The nine stereotypical British views presented here show how great was the gulf between imperially motivated illusions and harsh Canadian realities. Juvenile readers, raised on the Boy''s Own Paper and Chums, pictured Canada as a ''wild and woolly West''; aristocratic hunters, like the Earl of Dunraven, saw mainly a ''sportsman''s paradise''; those who read emigration literature were led to expect a rosy future of wealth and comfort. Other Britons were fascinated by ''quaint Quebec'' and by the ''noble red man,'' while still others saw the country as a place to invest or own a farm of one''s own. Canada also appeared as a land badly in need of the culture and refinement an Englishwoman could impart, though in reality she often ended up as a domestic servant.

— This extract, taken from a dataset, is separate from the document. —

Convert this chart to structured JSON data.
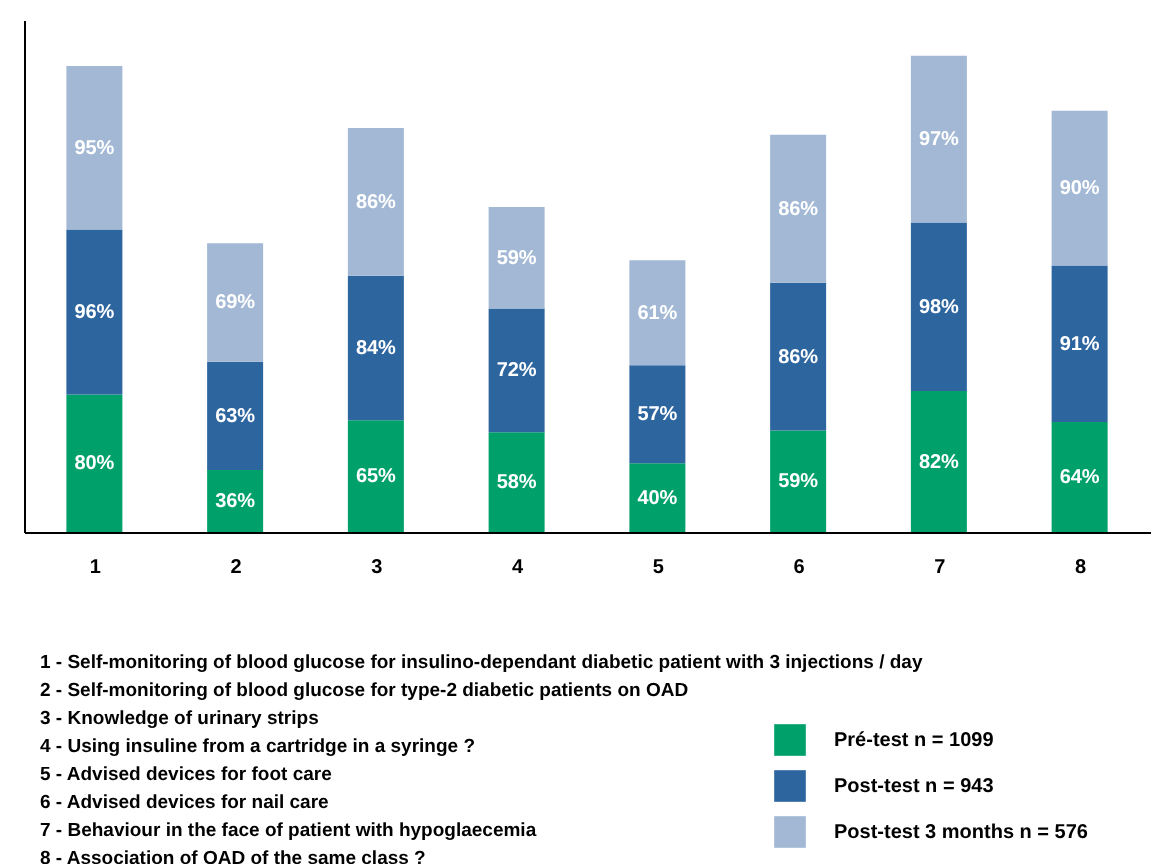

Using a vast array of sources, including such long-lost treasures as ''Castaways in the Frozen North'' and ‘The Silk-robed Cow,’ R.G. Moyles and Doug Owram explore the British idea of Canada in the heyday of empire. They discover close links between the romantic images and the British ideal of imperialism, the dream of a vast empire steeped in British tradition and Christian values. At the root of the stereotypes lie questions of imperial unity, colonial loyalty, emigration policy, and Canadian independence.
Moyles and Owram present an entertaining series of misimpressions and moralistic condescension. They tell us much about the power of the imperial dream and the gap between truth and rhetoric.